The Evolution of a Dream

Written by Rev. Philip Stonhouse

The Commentary is found below the poem:

I have dreamed in many forms. In the beginning, it was a flow of colours, swirling and whirling in my mind’s eye as a sort of river of colour. Calming the colours eventually started to form images. When the colours became images they continued to move and change into new forms. The sky would turn into a roof, the street would turn to a beach, and items would come and go. I watched as if watching a movie, seeing the beauty that the world could become. As these images developed into stories I became part of them; I could touch and feel all that happened. It was as any waking hour, with just as much emotion and feeling. It was more than life ever could be. I understood all without conversation, without words; no talk was needed for experience. Understanding was instant and complete. As I began to understand the beauty of sound, music unlike any other became the soundtrack of my mind. I discovered a whole new world of sound and music; I created and listened to whole symphonies, sound was my playground. Language in all its glory was last to enter my mind. I began to understand in life, not all was perfect understanding, that there were thousands of ways to express any one thing: so the beauty of individual, creative expression was born. 
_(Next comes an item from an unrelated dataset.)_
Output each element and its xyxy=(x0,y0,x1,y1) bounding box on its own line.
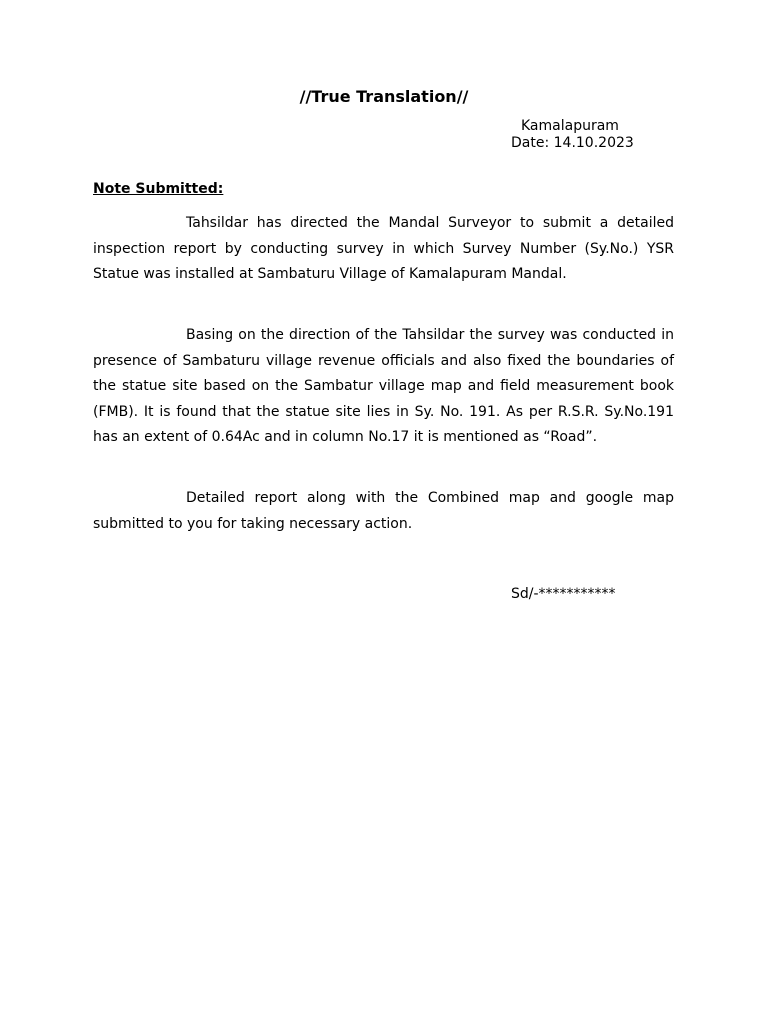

One or many of these ideas existed at any one point, yet as it stands I know nothing of nothing. I was never able to remember absence and lack of anything. There was one thing that was always there: emotion. It was there as my true response, the true response of feeling to sense. 

After this life of experience from dreams, I have woken up in darkness. I try to reach out my hand in front of my eye but I see not and feel not its movement. There is no touch, no sound, no sight; my body itself seems not to exist. My mind is obsessed with this idea of nothing. From a place that seems to exist only in perspective, somewhere deep inside, from inside my soul, in the center of my very being, I feel a pulse of pain. Like a ripple in the water, it spreads and consumes all in pain and then disappears. Now that the pain has dissolved into nothing, I feel consumed by fear and sadness: fear of my lack of understanding of nothing and sad at my loss at coming into nothing. A spark of joy flows through me, it is surprising but it calms me. There is happiness in being, even if only being in nothing. All at once, I can feel every emotion grief, sadness, horror, playfulness, happiness, hatred, surprise, pleasure, pain, and calm. It started at nothing and built to absurdity. I feel as if I can no longer survive such extreme happiness. This much excitement feels like horrible agony as ever pain could. The pain itself had progressed but it no longer felt like pain, it was warmth and comfort. The sheer mass and power of each emotion obscure themselves into each other. Now I can touch the horror, I can see the excitement, I can taste the anger, I can hear the sadness, I can smell the calm. As they grew, they became one and the same and now it is nothing at all. 

Where had it all gone? All of it had come and gone into nothing. How did so much come from so little? There was all in nothing. It is funny the closest things we have to represent the infinite seem to be nothing: The Circle, the 0 as a continuous loop the never ends means nothing, zero, the absence of existence. Space: the eternal darkness, the giant vacuum. Both the infinite and nothingness are impossible to perceive. As something reaches infinity it appears to be nothing at all.

Commentary: Originally published in a U of T student anthology - I have often had very vivid dreams. I even taught myself to lucid dream. This prose poem came as a result of a very vivid dream I had in which absent of everything else my emotions heightened to such a degree that they were both horrifying and glorious. C.S. Lewis once said that when each of us are extended into the infinite we will become just like either of these, horrors or glorious. This poem also challenges our ability to perceive/experience the infinite, which is God or the absence which is distance from him.